Blepharitis is a common eye disorder, in which your eyelids accumulate build-up around their edges, causing them to become red or inflamed. The buildup may be in form of an oily discharge or scaly skin.

Other symptoms which are commonly displayed include excessive tearing or itching of the eyes, mild irritation, and dry eyes with a crusted or scaly texture. Given that these may indicate a series of other eye conditions, blepharitis can only be diagnosed by a qualified eye specialist.

It’s also commonly referred to as eyelid inflammation or psoriasis of the eyelids, by eye practitioners. However, blepharitis does not threaten your eyesight, despite the condition causing discomfort.

Forms of Blepharitis

Blepharitis may occur in two different forms, or as a combination of the two. They include:

Seborrheic Blepharitis

This condition is characterized by having an excessive discharge of either oil or grease from the skin, around your eyelids. With seborrheic blepharitis, there is also similar discharge on your hair and skin.

Staphylococcal Blepharitis

This is a bacterial infection, which occurs as a result of other infective eyelid conditions, such as hordeolum (styes).

What Causes Blepharitis?

For anterior blepharitis, which affects the outer parts of your eyelids, bacteria from your hair and eyebrows is the main cause.

Whereas, blepharitis affecting the inner part of your eyelids (posterior), is caused by excessive production of oil by the glands near your eyelashes.

What Are The Treatments?

Blepharitis is a chronic condition and thus cannot be cured. However it can be controlled through observing a few simple hygienic measures.

If you are diagnosed with blepharitis, your eye doctor will recommend keeping your eye lid edges and surrounding skin clean. You will achieve this by regular scrubbing on the area with a mild soap for about 15 seconds on each eyelid, using a clean wash cloth or cotton swab. There are also medicated pads specifically designed for this purpose.

Additionally, warm compresses at least twice a day on your closed eyelids can soften and loosen the scales and debris. The compresses help to liquefy the oil secreted by the oil glands in your eyelids. This is meant to prevent development of a chalazion, which is characterized by an inflamed lump in the oil glands of your eyelids.

Staphylococcal blepharitis can be treated by applying ointments that contain antibiotics and sulfonamides on the edges of your eyelids using a cotton ball.

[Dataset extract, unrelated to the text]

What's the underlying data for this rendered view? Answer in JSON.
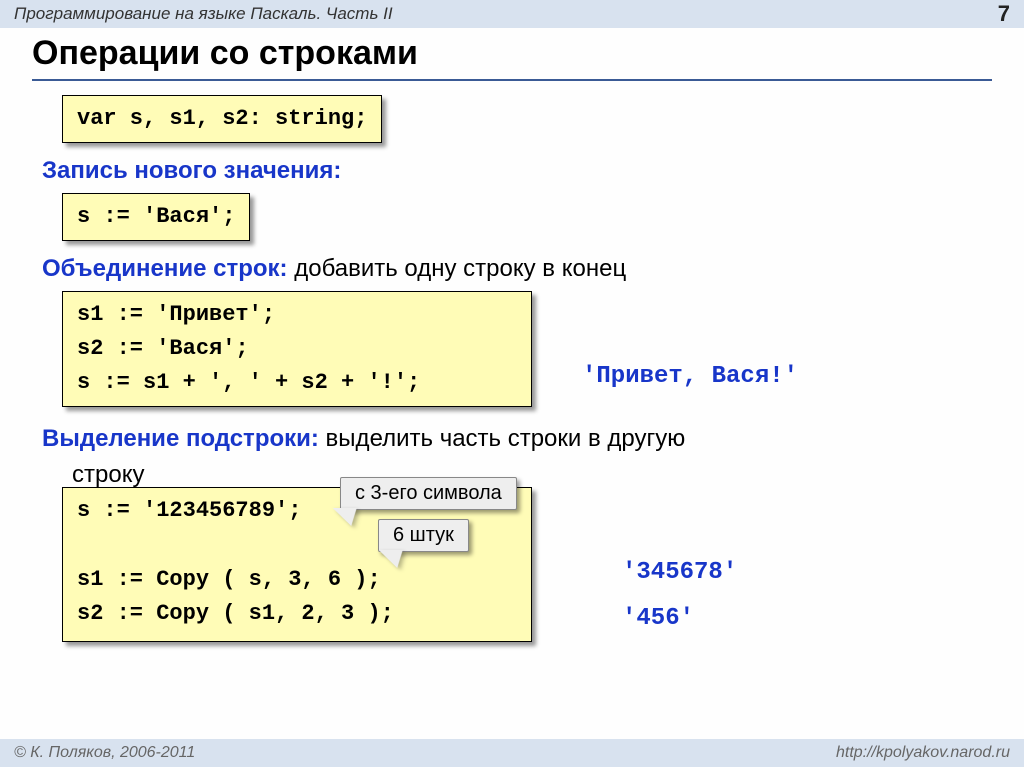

If your symptoms do not improve with the given treatments, your eye doctor will conduct a further examination and recommend alternative treatments. Other additional treatments include over the counter eye drops to relive the symptoms, and steroids, administered on a short-term basis, to reduce the inflammation.

Before purchasing any over the counter treatments, we advise that you first seek a proper diagnosis from an eye professional. However, if you have been diagnosed with this condition before, and used a given form of treatment, you can then use the suitable over the counter medicine.

In case your blepharitis is infectious, whether you had been diagnosed before or not, it’s best to seek treatment immediately to further reduce the spread, or any increased risk in infection.